Ongeveer gelijktijdig ontstond in Bussum een verzetsgroep rondom de gereformeerde drogist Gerard Reeskamp.[1]
In Hilversum werd nog een derde groep opgericht, bestaande uit leden van de plaatselijke katholieke scouting vereniging St. Hubertus, onder leiding van Theo Dobbe.
Verschillende leden van deze drie groepen kenden elkaar, waardoor zij al vroeg in de oorlog met elkaar in contact kwamen en besloten samen te werken. Ze vatten het plan op om de wapens, munitie en explosieven die na de mobilisatie in Naarden-Vesting waren achtergebleven te stelen.

Bastion Oranje

Bastion Oranje

Het materieel was na de capitulatie gevorderd door de Duitsers en in Naarden opgeslagen in bastion Oranje, aan de zeekant van de Vesting.

De drie groepen wisten hier 400 pond springstof, tientallen dozen met ontstekingskabels en ontstekers, tussen de 400 en 500 granaten en duizenden patronen voor machinegeweren, karabijnen en pistolen te ontvreemden.

Aanslag op het Amsterdamse bevolkingsregister

De gestolen waar werd onder de leden verdeeld en in tuinen begraven, zoals bij de Bussumse verzetsvrouw Johanna Berendina Scholten. Enkele kilo’s trotyl uit haar tuin kwamen uiteindelijk terecht bij een Amsterdamse verzetsgroep. Op 27 maart 1943 pleegde deze groep, onder leiding van Gerrit van der Veen en Willem Arondéus, een aanslag op het Bevolkingsregister in Amsterdam.[2]  

Naast het plegen van aanslagen werd het materieel ingezet voor overvallen op distributiekantoren, om verzetsmensen en onderduikers van voedselbonnen te voorzien.

Verraad

Na diverse wapenroven besloten de drie verzetsgroepen om niet langer samen te werken, het werd te riskant. Net op tijd, want na een mislukte wapendeal van één van de werknemers van Gerard Reeskamp, moest Gerard eind 1940 onderduiken.
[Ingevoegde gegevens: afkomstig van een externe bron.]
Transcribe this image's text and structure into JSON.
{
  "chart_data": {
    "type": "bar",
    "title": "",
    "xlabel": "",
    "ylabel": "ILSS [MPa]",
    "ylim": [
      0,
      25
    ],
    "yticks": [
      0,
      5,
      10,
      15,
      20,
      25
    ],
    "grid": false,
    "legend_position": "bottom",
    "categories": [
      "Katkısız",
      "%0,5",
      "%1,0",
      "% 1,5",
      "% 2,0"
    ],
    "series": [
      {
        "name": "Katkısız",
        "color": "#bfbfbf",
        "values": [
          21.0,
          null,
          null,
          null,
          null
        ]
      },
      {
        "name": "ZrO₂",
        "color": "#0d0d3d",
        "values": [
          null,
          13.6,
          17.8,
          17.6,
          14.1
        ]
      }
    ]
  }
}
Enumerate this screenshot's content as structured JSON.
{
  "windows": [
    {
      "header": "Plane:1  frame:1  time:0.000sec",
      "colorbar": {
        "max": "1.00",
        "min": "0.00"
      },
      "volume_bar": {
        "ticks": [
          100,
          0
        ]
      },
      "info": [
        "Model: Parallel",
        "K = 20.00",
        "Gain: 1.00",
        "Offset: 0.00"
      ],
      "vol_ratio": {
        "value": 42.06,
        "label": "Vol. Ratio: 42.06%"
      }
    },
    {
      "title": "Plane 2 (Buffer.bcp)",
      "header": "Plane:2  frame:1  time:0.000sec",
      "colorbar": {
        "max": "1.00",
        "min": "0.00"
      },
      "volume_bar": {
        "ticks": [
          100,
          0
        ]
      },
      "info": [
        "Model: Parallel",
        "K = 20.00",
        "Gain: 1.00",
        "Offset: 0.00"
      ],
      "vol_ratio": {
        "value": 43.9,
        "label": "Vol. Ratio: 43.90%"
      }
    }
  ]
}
De groep rond Dubelaar hield het langer vol, tot in juni 1941 het noodlot toesloeg. Dubelaar werd verraden, mogelijk door het protestantse ex-vriendje van zijn oudste dochter Alie, en door de Duitsers gearresteerd op verdenking van verboden wapenbezit. Ook de andere leden van de Naardense groep waaronder Fokke Bleeker[3] en Koen Mulder werden één voor één opgepakt.

Oranjehotel, Scheveningen

Dubelaar werd samen met zijn vrouw Hendrika opgesloten in het ‘Oranjehotel’, de beruchte nazi-gevangenis in Scheveningen. Hun kinderen werden bij familieleden ondergebracht.

Ook Bleeker en Mulder werden in het Oranjehotel gevangen gezet. De aanklacht tegen Bleeker was ‘overtreding van de wet op springstoffenbezit’ en ‘vijand begunstiging’. Hij kreeg de doodstraf, net als diverse anderen.

Vlak voordat die straffen voltrokken zouden worden mocht familie nog afscheid komen nemen. Niet individueel, maar ‘en masse’.
Ally Mulder, de dochter van Mulder, destijds 7 jaar, wist zich dit hartverscheurende tafereel als de dag van vandaag te herinneren.[4]  ‘Ik herinner mij nog de lucht van de laarzen van de bewakers, het geschreeuw en het gesmijt van stalen deuren. We liepen de eindeloze gangen van het Oranjehotel door. Totdat we bij een grote binnenplaats kwamen. Mijn vader en de andere mannen stonden achter grote hekken. Massaal renden wij op hen af.’[5]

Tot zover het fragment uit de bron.